Secretary of State Condoleezza Rice has also accused Russian President Dmitry Medvedev of failing to honour a promise to withdraw troops quickly from Georgia under terms of a cease-fire he signed on Saturday.

“I hope this time he’ll keep his word,” Rice said after Medvedev announced the withdrawal would begin tomorrow.

Gen Anatoly Nogovitsy lashed out after Poland agreed to help the US create a “missile shield” over Europe. He said: “Poland is making itself a target. Such targets are destroyed as a first priority.”
Gen Nogovitsy stressed Moscow was ready to use nuclear weapons “against allies of countries having nuclear weapons if they in some way help them”. Russia is furious Poland has said the US can put an interceptor base and a battery of Patriot missiles on its territory.

“The USA is engaged in an anti-missile defence for its own government, and not for Poland. And Poland, in deploying (elements of the system) opens itself to a military strike. That is 100 per cent,” Gen Nogovitsy was quoted as saying.

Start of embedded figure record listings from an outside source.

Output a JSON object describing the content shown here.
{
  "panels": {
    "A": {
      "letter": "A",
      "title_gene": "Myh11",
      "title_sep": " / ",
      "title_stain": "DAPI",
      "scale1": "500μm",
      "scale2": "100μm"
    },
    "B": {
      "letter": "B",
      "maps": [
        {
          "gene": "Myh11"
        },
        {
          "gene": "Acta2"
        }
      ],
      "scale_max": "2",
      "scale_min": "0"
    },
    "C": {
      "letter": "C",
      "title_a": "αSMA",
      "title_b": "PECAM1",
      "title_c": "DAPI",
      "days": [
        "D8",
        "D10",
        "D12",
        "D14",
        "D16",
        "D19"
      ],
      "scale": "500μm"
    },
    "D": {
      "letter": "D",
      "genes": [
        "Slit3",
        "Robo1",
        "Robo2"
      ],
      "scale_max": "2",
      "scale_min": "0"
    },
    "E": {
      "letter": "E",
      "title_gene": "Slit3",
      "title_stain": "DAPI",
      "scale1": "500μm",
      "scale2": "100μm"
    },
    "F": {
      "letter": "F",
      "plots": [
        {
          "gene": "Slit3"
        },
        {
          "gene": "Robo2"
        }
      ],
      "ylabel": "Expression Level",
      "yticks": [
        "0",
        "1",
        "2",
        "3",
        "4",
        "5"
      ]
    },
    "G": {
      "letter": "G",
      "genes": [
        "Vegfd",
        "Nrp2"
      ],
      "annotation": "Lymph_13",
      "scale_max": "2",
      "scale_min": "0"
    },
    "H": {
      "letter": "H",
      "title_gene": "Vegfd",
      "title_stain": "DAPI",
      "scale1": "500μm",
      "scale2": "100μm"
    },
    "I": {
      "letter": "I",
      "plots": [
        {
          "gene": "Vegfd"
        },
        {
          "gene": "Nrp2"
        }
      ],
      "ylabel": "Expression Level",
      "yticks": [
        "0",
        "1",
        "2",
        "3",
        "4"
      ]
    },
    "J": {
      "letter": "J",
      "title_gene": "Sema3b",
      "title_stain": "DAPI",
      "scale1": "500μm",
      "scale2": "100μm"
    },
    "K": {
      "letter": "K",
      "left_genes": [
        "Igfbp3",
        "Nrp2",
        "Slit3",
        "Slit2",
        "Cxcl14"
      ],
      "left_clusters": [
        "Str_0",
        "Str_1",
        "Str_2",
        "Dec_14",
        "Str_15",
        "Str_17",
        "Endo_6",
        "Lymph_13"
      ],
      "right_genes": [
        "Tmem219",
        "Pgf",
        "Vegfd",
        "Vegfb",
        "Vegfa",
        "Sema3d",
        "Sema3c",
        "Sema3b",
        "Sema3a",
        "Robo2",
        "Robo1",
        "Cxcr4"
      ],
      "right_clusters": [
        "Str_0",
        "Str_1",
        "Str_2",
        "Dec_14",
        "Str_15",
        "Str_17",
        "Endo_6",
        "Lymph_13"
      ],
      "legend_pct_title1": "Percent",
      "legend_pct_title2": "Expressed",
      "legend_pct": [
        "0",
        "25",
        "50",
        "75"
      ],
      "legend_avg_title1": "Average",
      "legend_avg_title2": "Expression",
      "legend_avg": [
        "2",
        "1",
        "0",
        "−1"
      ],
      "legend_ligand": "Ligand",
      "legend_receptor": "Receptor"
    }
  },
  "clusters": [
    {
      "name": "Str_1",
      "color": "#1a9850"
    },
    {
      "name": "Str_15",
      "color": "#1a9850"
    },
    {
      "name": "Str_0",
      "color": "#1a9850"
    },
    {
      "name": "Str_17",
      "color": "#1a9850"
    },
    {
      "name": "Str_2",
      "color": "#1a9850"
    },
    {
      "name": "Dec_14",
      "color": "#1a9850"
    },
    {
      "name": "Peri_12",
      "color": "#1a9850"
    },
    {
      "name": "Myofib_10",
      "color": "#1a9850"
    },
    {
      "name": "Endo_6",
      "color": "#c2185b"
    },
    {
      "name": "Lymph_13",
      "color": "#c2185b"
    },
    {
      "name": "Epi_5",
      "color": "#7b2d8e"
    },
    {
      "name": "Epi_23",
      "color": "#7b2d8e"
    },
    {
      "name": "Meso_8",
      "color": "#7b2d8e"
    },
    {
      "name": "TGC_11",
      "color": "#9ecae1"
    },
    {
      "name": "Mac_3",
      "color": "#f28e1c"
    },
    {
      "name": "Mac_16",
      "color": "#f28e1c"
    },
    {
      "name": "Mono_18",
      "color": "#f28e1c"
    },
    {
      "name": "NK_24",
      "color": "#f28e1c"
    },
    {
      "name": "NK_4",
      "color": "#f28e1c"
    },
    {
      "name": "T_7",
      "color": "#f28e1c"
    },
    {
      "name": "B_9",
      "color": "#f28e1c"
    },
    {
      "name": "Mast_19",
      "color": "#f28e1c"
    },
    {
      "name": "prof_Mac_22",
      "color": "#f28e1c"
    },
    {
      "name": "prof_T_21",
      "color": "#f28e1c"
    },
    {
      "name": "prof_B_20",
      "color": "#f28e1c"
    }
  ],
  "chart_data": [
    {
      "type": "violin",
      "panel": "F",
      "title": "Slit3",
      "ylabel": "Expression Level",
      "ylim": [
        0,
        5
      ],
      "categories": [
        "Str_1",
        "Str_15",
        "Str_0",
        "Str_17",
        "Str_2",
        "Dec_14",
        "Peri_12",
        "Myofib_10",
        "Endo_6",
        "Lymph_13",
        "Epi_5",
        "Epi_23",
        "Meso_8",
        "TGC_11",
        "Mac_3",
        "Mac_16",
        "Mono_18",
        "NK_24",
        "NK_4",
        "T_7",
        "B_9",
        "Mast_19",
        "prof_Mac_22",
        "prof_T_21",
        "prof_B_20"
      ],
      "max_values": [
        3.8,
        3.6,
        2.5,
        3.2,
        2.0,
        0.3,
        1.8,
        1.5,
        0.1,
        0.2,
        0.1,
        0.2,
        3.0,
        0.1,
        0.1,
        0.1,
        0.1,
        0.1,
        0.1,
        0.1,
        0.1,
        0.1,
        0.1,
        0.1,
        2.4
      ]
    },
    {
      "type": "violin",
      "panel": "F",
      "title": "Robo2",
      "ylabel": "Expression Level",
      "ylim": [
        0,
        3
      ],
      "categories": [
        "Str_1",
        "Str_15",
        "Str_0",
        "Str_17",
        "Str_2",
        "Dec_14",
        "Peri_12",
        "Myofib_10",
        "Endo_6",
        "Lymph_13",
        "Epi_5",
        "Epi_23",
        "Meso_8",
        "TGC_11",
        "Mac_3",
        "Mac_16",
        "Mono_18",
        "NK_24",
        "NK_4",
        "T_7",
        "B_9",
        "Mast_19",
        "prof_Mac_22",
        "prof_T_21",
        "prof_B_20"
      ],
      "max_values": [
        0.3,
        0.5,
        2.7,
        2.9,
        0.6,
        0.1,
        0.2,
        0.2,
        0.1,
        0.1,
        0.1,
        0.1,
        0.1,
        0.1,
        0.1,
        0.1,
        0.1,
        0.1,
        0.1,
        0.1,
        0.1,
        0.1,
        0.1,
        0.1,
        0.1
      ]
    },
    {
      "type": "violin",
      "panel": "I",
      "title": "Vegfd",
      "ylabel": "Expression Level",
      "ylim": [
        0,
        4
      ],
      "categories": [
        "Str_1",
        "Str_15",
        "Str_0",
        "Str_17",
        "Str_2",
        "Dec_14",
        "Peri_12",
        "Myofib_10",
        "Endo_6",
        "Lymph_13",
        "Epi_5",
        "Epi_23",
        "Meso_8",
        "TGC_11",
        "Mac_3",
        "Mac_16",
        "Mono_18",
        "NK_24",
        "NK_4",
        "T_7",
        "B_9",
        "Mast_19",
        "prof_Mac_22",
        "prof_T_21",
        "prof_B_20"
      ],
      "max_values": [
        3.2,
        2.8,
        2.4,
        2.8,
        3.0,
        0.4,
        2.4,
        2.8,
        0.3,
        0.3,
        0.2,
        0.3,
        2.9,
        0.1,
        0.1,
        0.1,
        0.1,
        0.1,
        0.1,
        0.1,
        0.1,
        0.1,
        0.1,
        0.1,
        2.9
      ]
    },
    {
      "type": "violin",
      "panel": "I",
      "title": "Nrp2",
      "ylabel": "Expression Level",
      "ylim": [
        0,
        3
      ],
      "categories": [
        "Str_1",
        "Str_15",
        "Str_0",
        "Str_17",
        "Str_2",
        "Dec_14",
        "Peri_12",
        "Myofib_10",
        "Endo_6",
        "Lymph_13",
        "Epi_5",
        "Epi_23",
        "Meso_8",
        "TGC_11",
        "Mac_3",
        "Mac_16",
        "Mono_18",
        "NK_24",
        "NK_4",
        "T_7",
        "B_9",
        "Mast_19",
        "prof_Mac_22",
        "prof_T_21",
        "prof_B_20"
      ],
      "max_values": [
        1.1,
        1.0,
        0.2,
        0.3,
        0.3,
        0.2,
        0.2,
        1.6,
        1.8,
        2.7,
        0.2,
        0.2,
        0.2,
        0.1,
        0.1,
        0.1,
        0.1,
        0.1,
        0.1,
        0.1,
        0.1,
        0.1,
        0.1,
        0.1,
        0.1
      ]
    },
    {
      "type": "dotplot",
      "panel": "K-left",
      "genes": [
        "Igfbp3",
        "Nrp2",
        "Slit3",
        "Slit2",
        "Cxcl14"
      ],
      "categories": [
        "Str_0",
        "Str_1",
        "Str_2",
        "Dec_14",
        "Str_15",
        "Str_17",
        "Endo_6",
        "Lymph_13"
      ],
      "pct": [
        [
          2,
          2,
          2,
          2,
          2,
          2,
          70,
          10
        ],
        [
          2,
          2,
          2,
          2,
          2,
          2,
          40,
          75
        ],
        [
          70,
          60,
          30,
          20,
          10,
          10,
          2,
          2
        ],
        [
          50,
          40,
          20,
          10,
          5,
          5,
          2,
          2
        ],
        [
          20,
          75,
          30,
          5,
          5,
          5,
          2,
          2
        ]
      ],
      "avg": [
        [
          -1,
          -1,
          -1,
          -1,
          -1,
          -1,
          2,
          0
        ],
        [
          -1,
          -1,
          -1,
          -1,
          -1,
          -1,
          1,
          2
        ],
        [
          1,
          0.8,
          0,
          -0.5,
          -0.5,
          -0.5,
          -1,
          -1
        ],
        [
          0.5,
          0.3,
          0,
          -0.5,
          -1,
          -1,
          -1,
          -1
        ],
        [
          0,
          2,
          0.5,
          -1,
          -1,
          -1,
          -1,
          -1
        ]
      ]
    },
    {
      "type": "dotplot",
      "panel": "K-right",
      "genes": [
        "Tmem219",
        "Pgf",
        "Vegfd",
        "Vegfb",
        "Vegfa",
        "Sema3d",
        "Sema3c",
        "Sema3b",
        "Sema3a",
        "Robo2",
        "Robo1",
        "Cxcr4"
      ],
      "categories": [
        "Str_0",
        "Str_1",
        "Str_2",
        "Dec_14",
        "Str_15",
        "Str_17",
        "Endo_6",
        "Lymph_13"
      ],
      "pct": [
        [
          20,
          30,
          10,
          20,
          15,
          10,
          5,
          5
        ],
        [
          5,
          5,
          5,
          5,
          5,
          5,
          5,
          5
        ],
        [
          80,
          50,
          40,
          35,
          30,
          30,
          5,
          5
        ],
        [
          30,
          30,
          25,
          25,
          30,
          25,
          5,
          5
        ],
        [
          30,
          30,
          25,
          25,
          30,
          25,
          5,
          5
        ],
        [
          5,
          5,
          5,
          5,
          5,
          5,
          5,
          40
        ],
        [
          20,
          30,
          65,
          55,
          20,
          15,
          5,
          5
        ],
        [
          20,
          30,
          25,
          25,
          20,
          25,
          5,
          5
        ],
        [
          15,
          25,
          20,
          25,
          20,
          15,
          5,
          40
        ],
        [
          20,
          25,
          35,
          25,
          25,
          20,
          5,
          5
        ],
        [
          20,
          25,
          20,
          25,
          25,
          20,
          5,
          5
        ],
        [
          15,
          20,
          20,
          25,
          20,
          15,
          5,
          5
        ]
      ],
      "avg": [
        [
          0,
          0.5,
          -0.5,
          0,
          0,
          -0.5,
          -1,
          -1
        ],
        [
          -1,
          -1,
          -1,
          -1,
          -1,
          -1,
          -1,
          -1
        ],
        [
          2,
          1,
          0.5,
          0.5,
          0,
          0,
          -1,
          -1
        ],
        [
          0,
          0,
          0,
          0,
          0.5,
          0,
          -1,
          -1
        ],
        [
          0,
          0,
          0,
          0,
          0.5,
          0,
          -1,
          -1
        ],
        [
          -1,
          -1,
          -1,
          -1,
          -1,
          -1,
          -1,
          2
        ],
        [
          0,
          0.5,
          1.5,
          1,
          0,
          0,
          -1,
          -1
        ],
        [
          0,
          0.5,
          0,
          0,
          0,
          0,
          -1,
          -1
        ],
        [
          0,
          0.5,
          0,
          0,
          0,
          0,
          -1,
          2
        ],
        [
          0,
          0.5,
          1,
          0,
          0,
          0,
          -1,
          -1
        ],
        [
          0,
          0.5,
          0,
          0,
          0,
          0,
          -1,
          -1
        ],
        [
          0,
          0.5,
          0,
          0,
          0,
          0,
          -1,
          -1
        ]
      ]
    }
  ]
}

“It is written clearly - we will use it in instances against governments that have nuclear weapons, against allies of countries with nuclear weapons, if they somehow enable them.”

The Russian government revamped its national security doctrine in 2000, broadening the range of conflicts in which nuclear weapons could be used.

President Dmitry Medvedev, ruling under the direction of predecessor Mr Putin, said the missile defences were aimed at Russia.

He branded US claims that they are a deterrent against rogue states “a fairy tale”.
British Foreign Secretary David Miliband said today that Russian “aggression” against Georgia and threats to neighbouring states, such as Poland, were unacceptable.

In a statement, Mr Miliband welcomed Mr Medvedev’s signing of a French-led peace plan to end conflict in Georgia’s breakaway South Ossetia region and said the priority was to ensure that commitments made in the agreement were “speedily and fully implemented”.

Russian President Dmitry Medvedev has today said that Russian troops will begin a pullback toward Georgia’s separatist-held region of South Ossetia on Monday.

According to a Kremlin statement, Medvedev told French President Nicolas Sarkozy in a telephone conversation today that Russian army troops will retreat toward the Georgia-South Ossetia border.

The move comes after Georgian President Mikhail Saakashvili reluctantly signed the plan that calls for Russian troops to pull back, but that also grants them limited patrols inside Georgia.

Mr Medvedev’s spokesman Alexei Pavlov says the president signed the order but did not give further details.

The plan appears to leave some tense issues open to interpretation, including whether Georgia will be able to send troops back into parts of South Ossetia, the separatist republic where massive fighting erupted last week.

Georgian Prime Minister Lado Gurgenidze suggested Russian military operations, which have seen troops fan out from the South Ossetia into the Georgian heartland, were far from over.

He said Russian soldiers had blown up a bridge, west of the capital Tbilisi, early this afternoon.

“That bridge being gone effectively results in the country losing east-west railway communications. For how long I do not know,” he told reporters.

Russia’s General Staff denied carrying out the bridge attack.